Former Supreme Court justice Marie Deschamps noted in her landmark 2015 report on sexual misconduct in the military that fear of retaliation from being identified is a key deterrent to survivors coming forward, along with fears that their experiences will not be taken seriously.
Singh said an independent inspector general’s office with civilian oversight of the military, similar to those in the United States and Australia, could help victims feel more comfortable with coming forward.
“We’ve got to have the best mechanism in place that allows workers to be safe, our armed forces to be safe, that they should be able to bring up concerns,” he said.
“Any allegations of harassment or misconduct should be taken seriously and people should be listened to. We need to look at whatever the best way to do that is.”

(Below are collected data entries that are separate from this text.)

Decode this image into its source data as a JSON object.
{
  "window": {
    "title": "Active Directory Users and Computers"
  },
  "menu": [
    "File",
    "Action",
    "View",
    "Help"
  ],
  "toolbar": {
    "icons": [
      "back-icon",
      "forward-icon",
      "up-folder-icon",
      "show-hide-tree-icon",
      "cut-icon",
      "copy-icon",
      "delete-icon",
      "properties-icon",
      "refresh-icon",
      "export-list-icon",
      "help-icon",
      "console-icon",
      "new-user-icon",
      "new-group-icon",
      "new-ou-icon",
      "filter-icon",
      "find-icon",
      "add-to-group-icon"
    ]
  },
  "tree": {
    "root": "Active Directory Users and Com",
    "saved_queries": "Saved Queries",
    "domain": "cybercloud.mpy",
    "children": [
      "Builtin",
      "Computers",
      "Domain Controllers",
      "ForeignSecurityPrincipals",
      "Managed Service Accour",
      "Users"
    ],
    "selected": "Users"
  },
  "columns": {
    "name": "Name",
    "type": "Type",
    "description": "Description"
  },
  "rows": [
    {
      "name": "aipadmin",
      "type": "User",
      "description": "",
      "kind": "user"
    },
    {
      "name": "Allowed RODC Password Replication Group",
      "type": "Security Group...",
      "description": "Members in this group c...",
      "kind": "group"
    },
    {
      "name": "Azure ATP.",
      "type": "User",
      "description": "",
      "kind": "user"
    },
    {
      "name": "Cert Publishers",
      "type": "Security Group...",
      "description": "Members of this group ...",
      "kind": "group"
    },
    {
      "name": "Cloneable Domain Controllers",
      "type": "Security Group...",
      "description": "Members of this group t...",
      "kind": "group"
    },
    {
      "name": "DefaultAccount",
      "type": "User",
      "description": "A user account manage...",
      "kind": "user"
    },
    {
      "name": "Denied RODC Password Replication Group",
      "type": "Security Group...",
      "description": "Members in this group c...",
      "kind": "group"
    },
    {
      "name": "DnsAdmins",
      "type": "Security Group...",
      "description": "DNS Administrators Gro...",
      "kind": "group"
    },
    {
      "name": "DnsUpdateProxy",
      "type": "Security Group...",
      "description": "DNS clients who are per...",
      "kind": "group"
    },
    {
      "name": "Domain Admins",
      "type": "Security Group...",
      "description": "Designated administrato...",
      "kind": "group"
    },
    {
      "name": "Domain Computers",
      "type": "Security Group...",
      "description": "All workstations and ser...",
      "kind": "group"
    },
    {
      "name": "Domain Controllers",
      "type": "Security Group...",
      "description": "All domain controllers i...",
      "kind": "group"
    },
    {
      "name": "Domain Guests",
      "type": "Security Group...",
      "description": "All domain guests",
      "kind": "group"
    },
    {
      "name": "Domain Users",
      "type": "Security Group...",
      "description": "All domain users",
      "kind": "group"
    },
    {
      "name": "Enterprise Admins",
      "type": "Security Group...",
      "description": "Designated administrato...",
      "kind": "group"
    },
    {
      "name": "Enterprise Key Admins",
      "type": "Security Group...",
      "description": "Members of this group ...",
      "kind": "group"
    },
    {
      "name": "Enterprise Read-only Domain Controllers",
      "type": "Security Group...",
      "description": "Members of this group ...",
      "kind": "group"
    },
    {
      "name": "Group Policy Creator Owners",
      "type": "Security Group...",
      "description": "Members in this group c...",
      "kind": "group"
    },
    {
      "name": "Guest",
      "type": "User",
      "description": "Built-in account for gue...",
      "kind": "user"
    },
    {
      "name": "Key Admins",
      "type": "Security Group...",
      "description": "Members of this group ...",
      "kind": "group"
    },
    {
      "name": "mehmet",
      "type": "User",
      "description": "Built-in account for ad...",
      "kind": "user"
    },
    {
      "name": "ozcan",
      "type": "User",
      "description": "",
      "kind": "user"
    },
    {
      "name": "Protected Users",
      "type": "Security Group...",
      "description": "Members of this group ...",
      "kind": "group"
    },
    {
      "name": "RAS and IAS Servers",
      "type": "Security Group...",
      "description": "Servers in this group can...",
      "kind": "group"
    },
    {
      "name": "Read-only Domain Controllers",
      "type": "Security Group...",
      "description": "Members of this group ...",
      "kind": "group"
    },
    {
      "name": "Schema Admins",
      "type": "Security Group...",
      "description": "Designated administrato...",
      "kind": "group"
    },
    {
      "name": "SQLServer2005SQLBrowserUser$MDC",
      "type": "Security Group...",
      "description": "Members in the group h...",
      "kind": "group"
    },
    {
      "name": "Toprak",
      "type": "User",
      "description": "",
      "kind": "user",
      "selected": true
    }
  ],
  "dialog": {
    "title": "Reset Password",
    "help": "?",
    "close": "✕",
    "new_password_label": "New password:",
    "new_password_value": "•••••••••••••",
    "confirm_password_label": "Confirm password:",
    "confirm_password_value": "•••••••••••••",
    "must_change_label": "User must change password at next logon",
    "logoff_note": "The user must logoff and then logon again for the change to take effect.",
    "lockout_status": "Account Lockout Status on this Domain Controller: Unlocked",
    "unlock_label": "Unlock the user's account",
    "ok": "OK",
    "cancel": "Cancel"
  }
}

While Trudeau and the Prime Minister’s Office previously said they knew nothing of any allegations against Vance prior to the exclusive Global News report on Feb. 2, a new report from The Globe and Mail cited sources who said Sajjan’s chief of staff in 2018 told a senior Trudeau advisor about concerns.
Singh said Trudeau should have taken it upon himself to “get to the bottom of this” and ensure the allegations were properly followed up on.
“There has been a series of failures here, but really, at the end of the day, the responsibility lies at the top,” he said.
Yet Singh said he does not have a desire to hold Trudeau accountable at the ballot box this year — at least not until a majority of Canadians are vaccinated against COVID-19.
“I don’t believe it’s the right thing for Justin Trudeau to be angling for or strategizing around an election,” he said.
“The sole focus we have to be giving all of our attention to is getting everyone vaccinated. And that’s what I’m going to focus on.”